France

Corse : Alain Orsoni échappe à un attentat le 29 août 2008

Alain Orsoni a été abattu ce lundi à Vero (Corse-du-Sud) alors qu’il assistait aux obsèques de sa mère. Six hommes, jugés en 2011, ont écopé de six ans de prison pour leur implication dans une tentative de meurtre sur Alain Orsoni en 2008.


Alain Orsoni a été abattu ce lundi lors des funérailles de sa mère à Vero, en Corse-du-Sud. Âgé de 71 ans et figure du nationalisme corse reconvertie dans les affaires, il a été touché par une balle, décrite comme un « tir à longue distance » par Nicolas Septe, le procureur de la République d’Ajaccio, qui a ouvert une enquête pour assassinat en bande organisée désormais suivie par le Parquet national anticriminalité organisée (Pnaco).

Orsoni redoutait ce meurtre depuis longtemps. Il vivait au Nicaragua après un premier exil en Floride en 1996 pour échapper aux guerres internes du milieu nationaliste. En 2008, il avait déjà été la cible d’une tentative d’assassinat.

Cette même année, Alain Orsoni avait succédé à son ami Michel Moretti, décédé, à la tête du club de football de l’AC Ajaccio. Son intronisation intervenait dans un contexte tendu en Corse, marqué notamment par le meurtre en juillet d’Ange-Marie Michelosi, un des leaders de l’équipe du « Petit Bar ».
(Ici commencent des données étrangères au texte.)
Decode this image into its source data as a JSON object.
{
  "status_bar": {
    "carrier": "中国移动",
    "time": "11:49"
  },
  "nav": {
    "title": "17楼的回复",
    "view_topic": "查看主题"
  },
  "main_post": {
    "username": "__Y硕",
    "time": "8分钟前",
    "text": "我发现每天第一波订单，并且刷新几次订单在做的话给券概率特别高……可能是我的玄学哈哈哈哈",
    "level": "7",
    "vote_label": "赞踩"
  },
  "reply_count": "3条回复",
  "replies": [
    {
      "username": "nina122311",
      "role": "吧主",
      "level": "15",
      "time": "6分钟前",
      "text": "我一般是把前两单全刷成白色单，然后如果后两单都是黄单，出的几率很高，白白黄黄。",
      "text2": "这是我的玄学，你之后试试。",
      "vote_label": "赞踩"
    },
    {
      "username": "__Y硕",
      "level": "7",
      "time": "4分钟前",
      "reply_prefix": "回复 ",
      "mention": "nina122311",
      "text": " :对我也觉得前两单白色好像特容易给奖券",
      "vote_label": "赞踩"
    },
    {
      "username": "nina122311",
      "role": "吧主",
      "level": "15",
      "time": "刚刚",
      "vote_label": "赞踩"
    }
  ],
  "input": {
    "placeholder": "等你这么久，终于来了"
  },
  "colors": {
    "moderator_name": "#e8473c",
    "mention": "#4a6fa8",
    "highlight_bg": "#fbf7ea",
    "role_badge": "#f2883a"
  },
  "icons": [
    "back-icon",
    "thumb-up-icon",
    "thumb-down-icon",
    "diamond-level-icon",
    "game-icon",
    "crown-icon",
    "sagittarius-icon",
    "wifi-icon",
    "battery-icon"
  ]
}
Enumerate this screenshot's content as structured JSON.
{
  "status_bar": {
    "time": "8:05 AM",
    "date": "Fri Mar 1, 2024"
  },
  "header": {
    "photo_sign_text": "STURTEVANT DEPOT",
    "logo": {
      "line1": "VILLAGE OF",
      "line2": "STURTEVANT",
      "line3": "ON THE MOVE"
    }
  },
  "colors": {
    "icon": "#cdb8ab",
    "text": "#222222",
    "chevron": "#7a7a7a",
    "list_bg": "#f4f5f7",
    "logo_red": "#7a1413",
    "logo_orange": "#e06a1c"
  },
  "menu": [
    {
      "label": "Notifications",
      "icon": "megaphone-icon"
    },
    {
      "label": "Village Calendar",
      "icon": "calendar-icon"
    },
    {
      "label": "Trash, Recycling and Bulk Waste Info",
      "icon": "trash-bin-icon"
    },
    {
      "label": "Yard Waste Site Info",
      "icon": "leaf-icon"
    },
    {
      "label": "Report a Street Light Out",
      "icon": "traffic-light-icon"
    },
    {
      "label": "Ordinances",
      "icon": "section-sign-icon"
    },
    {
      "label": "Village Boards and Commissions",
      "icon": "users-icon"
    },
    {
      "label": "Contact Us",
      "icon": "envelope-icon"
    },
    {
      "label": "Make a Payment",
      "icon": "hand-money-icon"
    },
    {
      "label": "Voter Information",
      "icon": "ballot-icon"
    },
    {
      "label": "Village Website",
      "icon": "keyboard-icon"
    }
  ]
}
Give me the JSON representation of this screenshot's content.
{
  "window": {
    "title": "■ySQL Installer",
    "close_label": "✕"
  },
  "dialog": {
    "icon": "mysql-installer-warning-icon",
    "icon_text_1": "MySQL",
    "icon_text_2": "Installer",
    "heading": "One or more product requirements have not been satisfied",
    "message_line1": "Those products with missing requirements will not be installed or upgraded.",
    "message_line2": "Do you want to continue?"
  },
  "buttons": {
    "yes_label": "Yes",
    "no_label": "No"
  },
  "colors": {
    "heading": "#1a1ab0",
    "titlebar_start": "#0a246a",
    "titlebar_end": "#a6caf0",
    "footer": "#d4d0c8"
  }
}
À cette époque, beaucoup croyaient qu’Orsoni visait à prendre le contrôle de la Corse-du-Sud et à s’approprier l’héritage de Jean-Jé Colonna, parrain décédé en 2006, devant lequel était déjà passé Ange-Marie Michelosi. Un proche du « Petit Bar », dont les conversations étaient surveillées par la police, avait déclaré au Parisien en 2012 : « Ils veulent tuer Alain parce qu’ils veulent mettre la main sur la ville. Et, en mettant la main sur la ville, il faut passer par lui. »

Une enquête policière avait commencé en août 2008, dans laquelle Pascal Porri, l’un des lieutenants d’Ange-Marie Michelosi, était suivi après qu’un renseignement anonyme ait signalé des activités suspectes autour d’un hangar près d’Ajaccio. Les enquêteurs avaient alors identifié des véhicules aux fausses plaques d’immatriculation et des hommes armés mettant en place des opérations de repérage.

Dans la nuit du 29 au 30 août, le groupe, incluant Pascal Porri, a été interpellé dans un hôtel. La police a découvert deux pistolets automatiques de calibre 9 mm, plusieurs armes de poing, des gilets pare-balles, des cagoules, des perruques et plusieurs milliers d’euros en liquide.

Les enquêteurs ont ensuite lié cette affaire à Alain Orsoni, et les six hommes arrêtés sont suspectés d’avoir tenté de le tuer.

Après de premières interpellations en septembre 2008, neuf suspects ont été mis en examen en avril 2009. Deux ont bénéficié d’un non-lieu, et sept ont été renvoyés devant le tribunal correctionnel, dont six pour association de malfaiteurs en vue de commettre un homicide. Parmi les prévenus se trouvaient deux membres présumés de la « bande du Petit Bar », Pascal Porri et Stéphane Raybier, en opposition depuis des années au clan Orsoni, ainsi que des proches d’Ange-Marie Michelosi, le chef défunt de ce bar à Ajaccio.

Jugés en 2011, les six hommes ont été condamnés à six ans de prison.